An Example to Follow
I believe Cindy Sheehan provides prophetic example for us all. She let herself be guided by the spirit within. President George W. Bush had said that the sacrifice of our dead soldiers, including Casey, was "worth it." And earlier this month he added that it was all in a "noble cause." Cindy, while giving a talk at a conference in Dallas, spontaneously asked if someone would come with her to Crawford, because she needed to ask the president what it was that he was describing as a "noble cause." You know the first chapter of the rest of the story. The point I would make here is simply that she was open to the spirit within, decided to follow its prompting, and did not hesitate to claim the help she needed.
Cindy used her conference speech to speak out clearly, as she has been doing for these past several months, and then she acted.
Is it not time for us each of us to be open to such prompting. Is it not time for us, amid the carnage in Iraq, amid a presidentially promulgated policy permitting torture "consistent with military necessity," amid growing signs of an attack by Israel and/or the U.S. on Iran is it not high time for us to speak…and to act? How, in God’s name, can we not act?
Creative Protest
Dr. King enjoined his listeners at Riverside Church to "seek out every creative means of protest possible," in matching actions with our words.
Not all of us can join the march to Montgomery…I mean Crawford. So let’s be creative.
I wear a t-shirt with a representation of Arlington West on the front. At 7:30 AM every Sunday, Veterans for Peace in the area of Los Angeles bring white crosses, stars of David, and crescents, down to Santa Monica beach as a poignant reminder of those troops killed in Iraq. The crosses, stars, and crescents are arrayed respectfully in lines as hauntingly straight as those here in our own Arlington Cemetery.

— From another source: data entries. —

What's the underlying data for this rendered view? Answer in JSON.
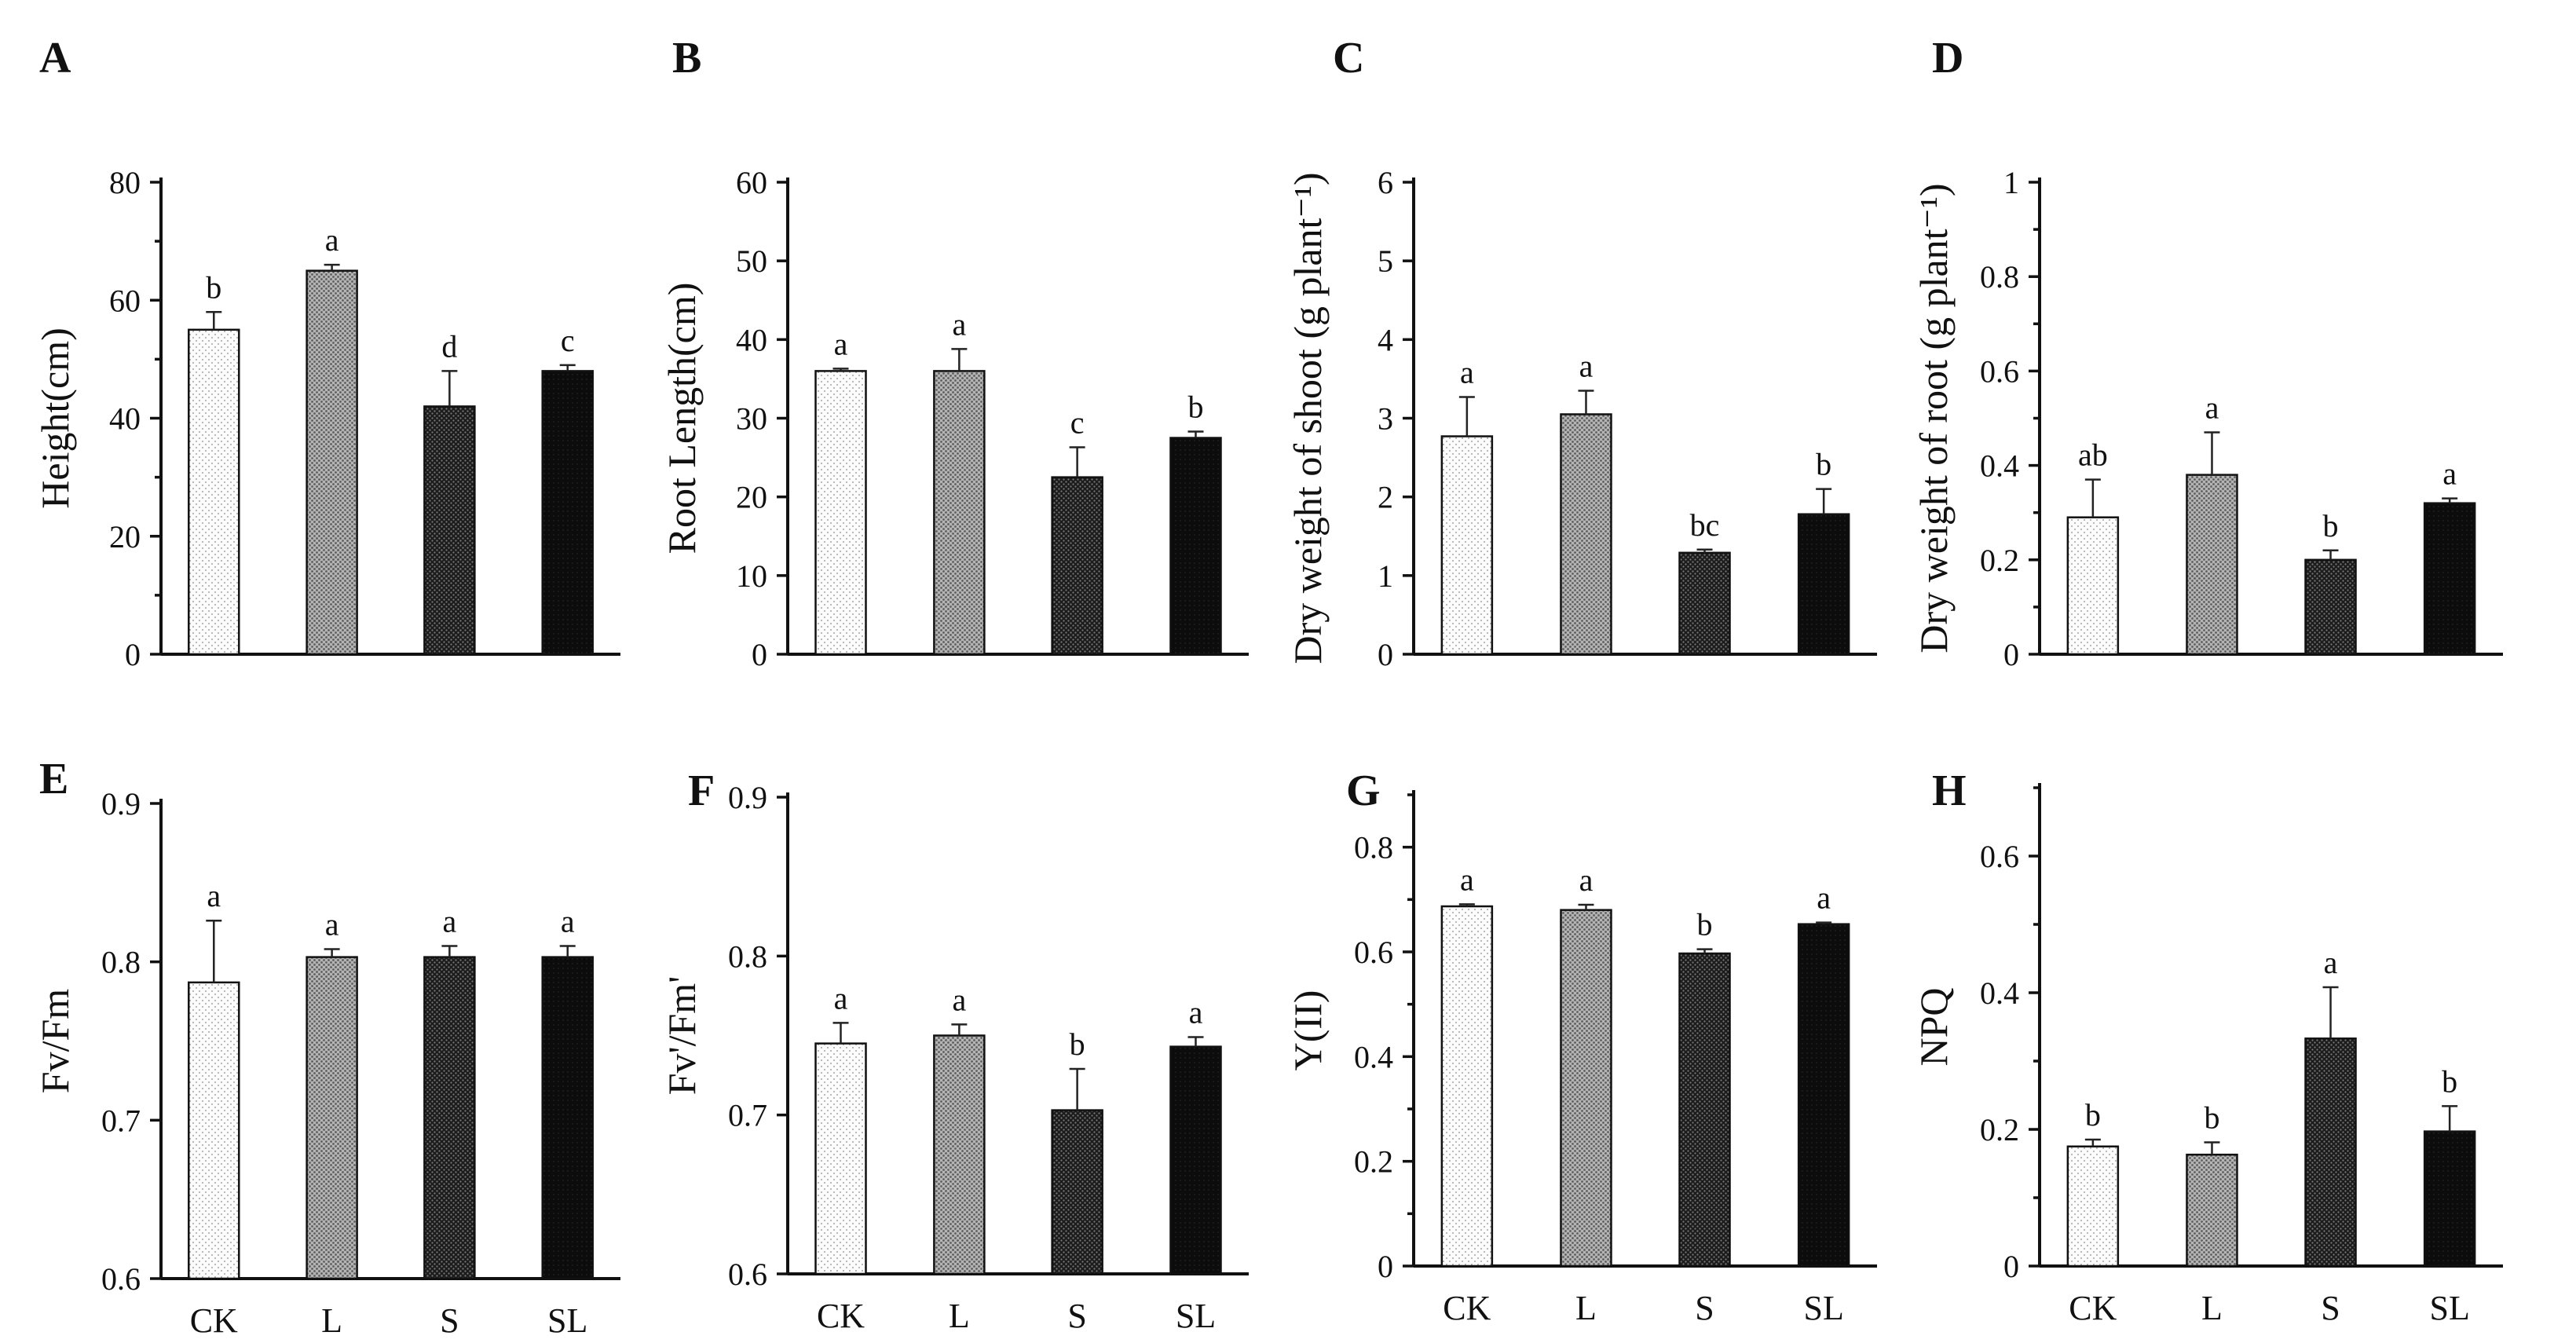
{
  "figure": {
    "categories": [
      "CK",
      "L",
      "S",
      "SL"
    ]
  },
  "fills": {
    "CK": "#f1f1f1",
    "L": "#9c9c9c",
    "S": "#2b2b2b",
    "SL": "#0e0e0e"
  },
  "chart_data": [
    {
      "panel": "A",
      "type": "bar",
      "ylabel": "Height(cm)",
      "ylim": [
        0,
        80
      ],
      "yticks": [
        "0",
        "20",
        "40",
        "60",
        "80"
      ],
      "yticks_values": [
        0,
        20,
        40,
        60,
        80
      ],
      "minor_step": 10,
      "show_xlabels": false,
      "categories": [
        "CK",
        "L",
        "S",
        "SL"
      ],
      "values": [
        55,
        65,
        42,
        48
      ],
      "errors": [
        3,
        1,
        6,
        1
      ],
      "letters": [
        "b",
        "a",
        "d",
        "c"
      ]
    },
    {
      "panel": "B",
      "type": "bar",
      "ylabel": "Root Length(cm)",
      "ylim": [
        0,
        60
      ],
      "yticks": [
        "0",
        "10",
        "20",
        "30",
        "40",
        "50",
        "60"
      ],
      "yticks_values": [
        0,
        10,
        20,
        30,
        40,
        50,
        60
      ],
      "minor_step": 0,
      "show_xlabels": false,
      "categories": [
        "CK",
        "L",
        "S",
        "SL"
      ],
      "values": [
        36,
        36,
        22.5,
        27.5
      ],
      "errors": [
        0.3,
        2.8,
        3.8,
        0.8
      ],
      "letters": [
        "a",
        "a",
        "c",
        "b"
      ]
    },
    {
      "panel": "C",
      "type": "bar",
      "ylabel": "Dry weight of shoot (g plant⁻¹)",
      "ylim": [
        0,
        6
      ],
      "yticks": [
        "0",
        "1",
        "2",
        "3",
        "4",
        "5",
        "6"
      ],
      "yticks_values": [
        0,
        1,
        2,
        3,
        4,
        5,
        6
      ],
      "minor_step": 0,
      "show_xlabels": false,
      "categories": [
        "CK",
        "L",
        "S",
        "SL"
      ],
      "values": [
        2.77,
        3.05,
        1.29,
        1.78
      ],
      "errors": [
        0.5,
        0.3,
        0.04,
        0.32
      ],
      "letters": [
        "a",
        "a",
        "bc",
        "b"
      ]
    },
    {
      "panel": "D",
      "type": "bar",
      "ylabel": "Dry weight of root (g plant⁻¹)",
      "ylim": [
        0,
        1
      ],
      "yticks": [
        "0",
        "0.2",
        "0.4",
        "0.6",
        "0.8",
        "1"
      ],
      "yticks_values": [
        0,
        0.2,
        0.4,
        0.6,
        0.8,
        1
      ],
      "minor_step": 0.1,
      "show_xlabels": false,
      "categories": [
        "CK",
        "L",
        "S",
        "SL"
      ],
      "values": [
        0.29,
        0.38,
        0.2,
        0.32
      ],
      "errors": [
        0.08,
        0.09,
        0.02,
        0.01
      ],
      "letters": [
        "ab",
        "a",
        "b",
        "a"
      ]
    },
    {
      "panel": "E",
      "type": "bar",
      "ylabel": "Fv/Fm",
      "ylim": [
        0.6,
        0.9
      ],
      "yticks": [
        "0.6",
        "0.7",
        "0.8",
        "0.9"
      ],
      "yticks_values": [
        0.6,
        0.7,
        0.8,
        0.9
      ],
      "minor_step": 0,
      "show_xlabels": true,
      "categories": [
        "CK",
        "L",
        "S",
        "SL"
      ],
      "values": [
        0.787,
        0.803,
        0.803,
        0.803
      ],
      "errors": [
        0.039,
        0.005,
        0.007,
        0.007
      ],
      "letters": [
        "a",
        "a",
        "a",
        "a"
      ]
    },
    {
      "panel": "F",
      "type": "bar",
      "ylabel": "Fv'/Fm'",
      "ylim": [
        0.6,
        0.9
      ],
      "yticks": [
        "0.6",
        "0.7",
        "0.8",
        "0.9"
      ],
      "yticks_values": [
        0.6,
        0.7,
        0.8,
        0.9
      ],
      "minor_step": 0,
      "show_xlabels": true,
      "categories": [
        "CK",
        "L",
        "S",
        "SL"
      ],
      "values": [
        0.745,
        0.75,
        0.703,
        0.743
      ],
      "errors": [
        0.013,
        0.007,
        0.026,
        0.006
      ],
      "letters": [
        "a",
        "a",
        "b",
        "a"
      ]
    },
    {
      "panel": "G",
      "type": "bar",
      "ylabel": "Y(II)",
      "ylim": [
        0,
        0.9
      ],
      "yticks": [
        "0",
        "0.2",
        "0.4",
        "0.6",
        "0.8"
      ],
      "yticks_values": [
        0,
        0.2,
        0.4,
        0.6,
        0.8
      ],
      "minor_step": 0.1,
      "show_xlabels": true,
      "categories": [
        "CK",
        "L",
        "S",
        "SL"
      ],
      "values": [
        0.687,
        0.68,
        0.597,
        0.653
      ],
      "errors": [
        0.004,
        0.01,
        0.008,
        0.003
      ],
      "letters": [
        "a",
        "a",
        "b",
        "a"
      ]
    },
    {
      "panel": "H",
      "type": "bar",
      "ylabel": "NPQ",
      "ylim": [
        0,
        0.7
      ],
      "yticks": [
        "0",
        "0.2",
        "0.4",
        "0.6"
      ],
      "yticks_values": [
        0,
        0.2,
        0.4,
        0.6
      ],
      "minor_step": 0.1,
      "show_xlabels": true,
      "categories": [
        "CK",
        "L",
        "S",
        "SL"
      ],
      "values": [
        0.175,
        0.163,
        0.333,
        0.197
      ],
      "errors": [
        0.01,
        0.018,
        0.075,
        0.037
      ],
      "letters": [
        "b",
        "b",
        "a",
        "b"
      ]
    }
  ]
}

When a few months ago I had the privilege of helping my veteran colleagues set up Arlington West, there were 1,600 crosses, stars, crescents, and it took three hours to set them in place. We are fast approaching 1,900; I don’t know how long it takes to emplace them now. When the veterans of Arlington West heard of Cindy Sheehan’s courageous witness in Crawford, they packed up 800 and drove all night to ensure that a large slice of Arlington West could be emplaced in newly created Arlington Crawford at Camp Casey.
That’s creative, no?
Here we already have "Arlington East" to honor the dead. But what about the thousands and thousands of wounded? Can we be imaginative enough to discern visually creative ways to witness to and honor our wounded? And what about all the Iraqi civilians "collateral damage," in military parlance who, absent the war, would be alive today? The number of civilian dead was put as high as 100,000 a year ago. Our government does not consider Iraqi casualties worth counting. Is this a way of saying that, in our country’s view, Iraqis don’t count? Have we become so callous as to ignore, and thus acquiesce in that?

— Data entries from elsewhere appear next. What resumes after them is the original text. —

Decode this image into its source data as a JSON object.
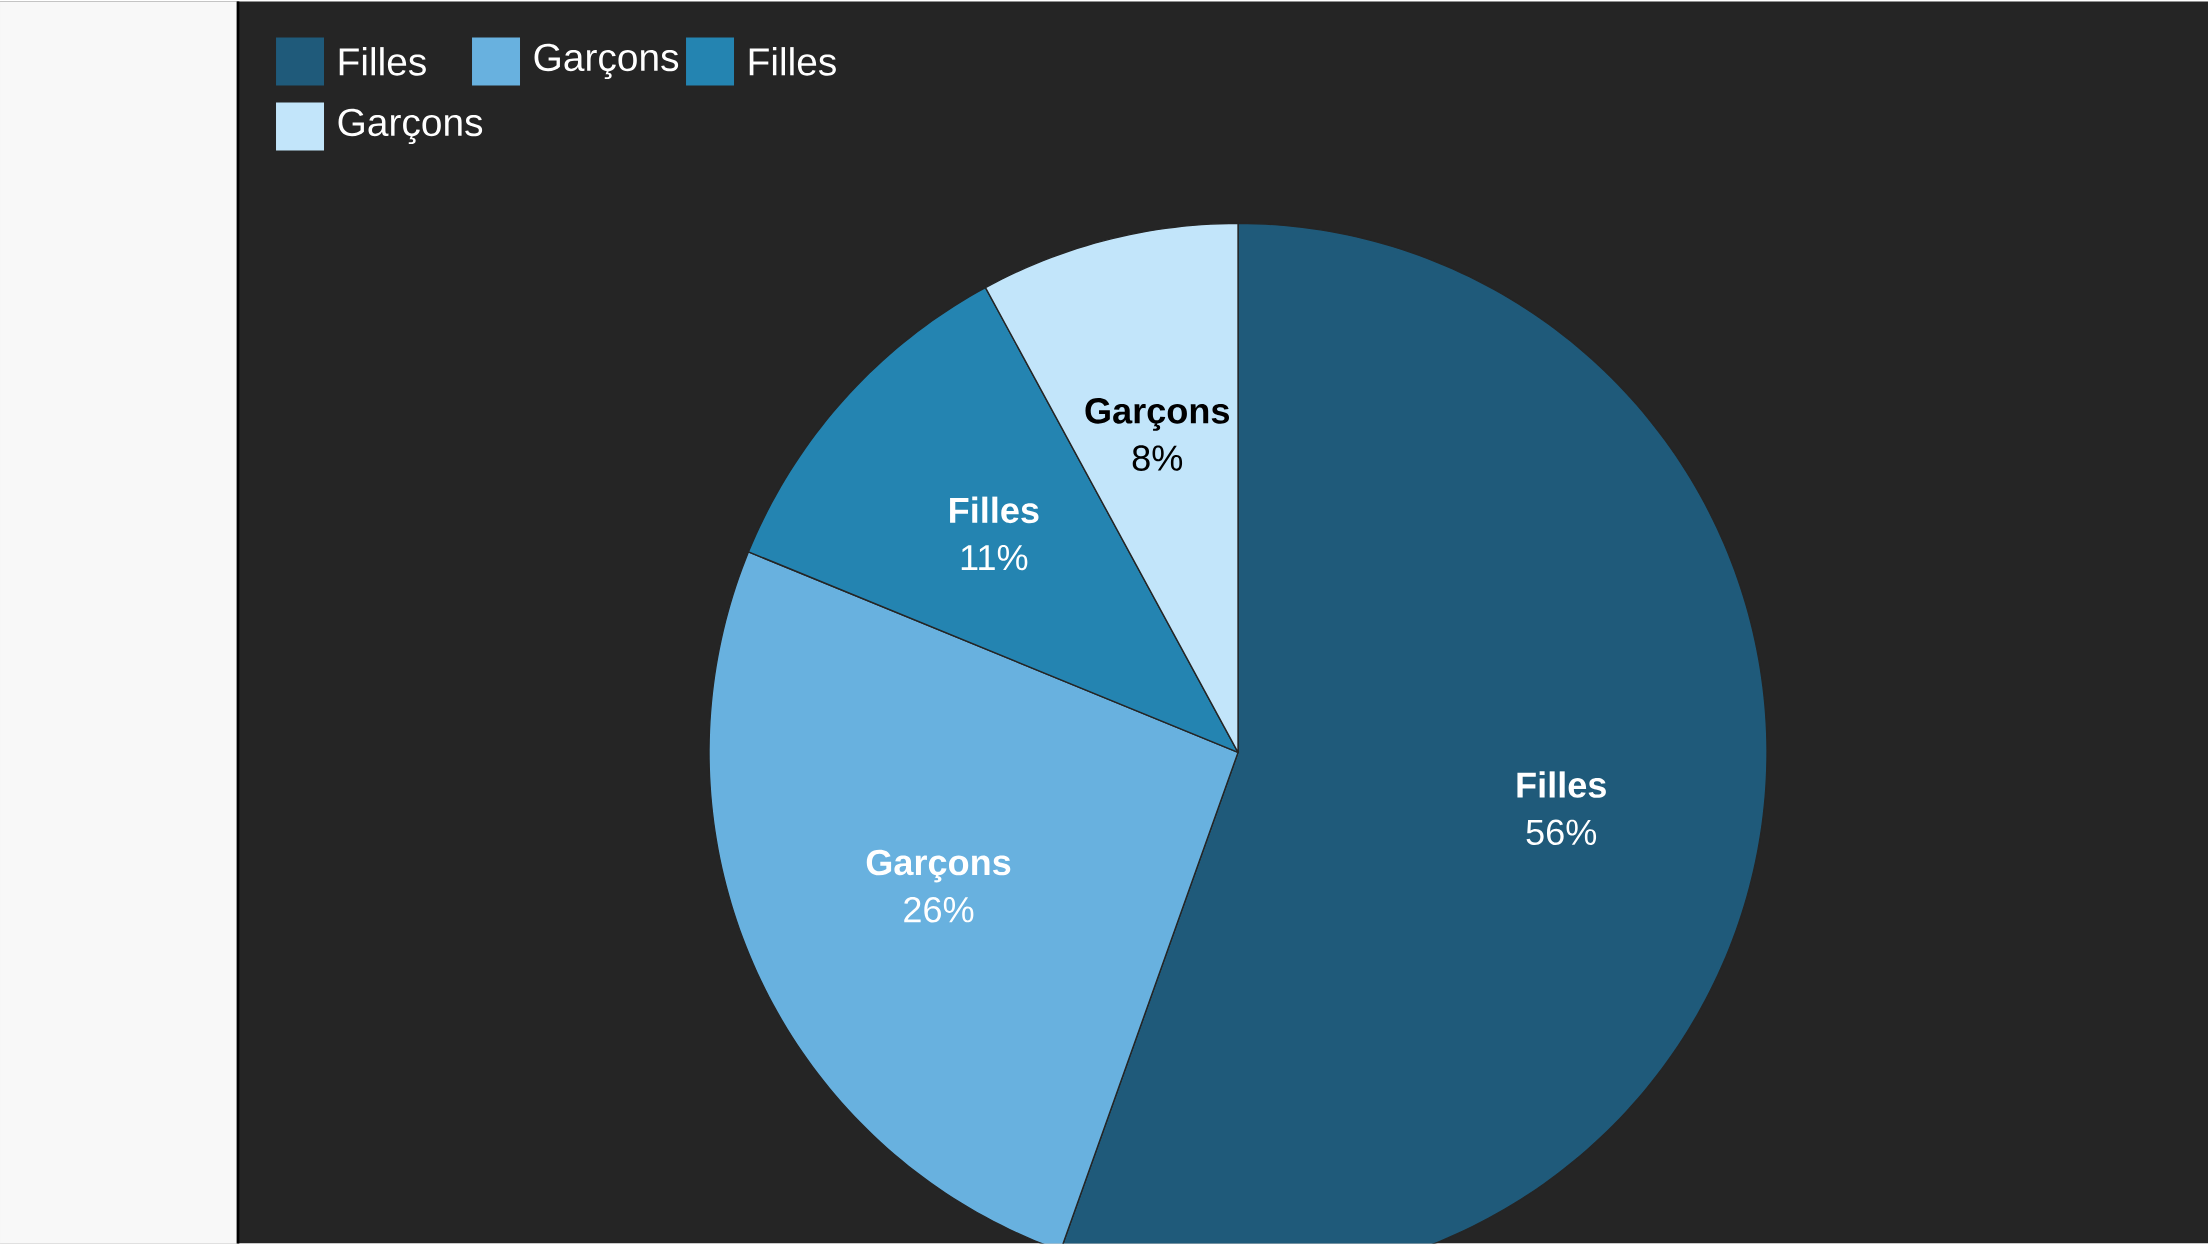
{
  "chart_data": {
    "type": "pie",
    "categories": [
      "Filles",
      "Garçons",
      "Filles",
      "Garçons"
    ],
    "values": [
      56,
      26,
      11,
      8
    ],
    "colors": [
      "#1f5a7a",
      "#68b1df",
      "#2484b1",
      "#c2e5fa"
    ],
    "value_labels": [
      "56%",
      "26%",
      "11%",
      "8%"
    ],
    "legend": "top left"
  }
}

These are some spontaneous thoughts…the only suggestions that occur to me this evening regarding things we might consider doing to walk the talk. No doubt, you will have more imaginative, more creative ideas. Don’t wait. Remember: there is such a thing as being too late.
The fire ants were not the only pests in Crawford. There were a few unfriendly folks who kept telling us to go to hell. That brought to mind the dictum of the 18th century English statesman and philosopher Edmund Burke: "The hottest places in hell are reserved for those who, in times of crisis, remain neutral."
Let’s not oblige the pests; I understand that hell is even hotter than Crawford.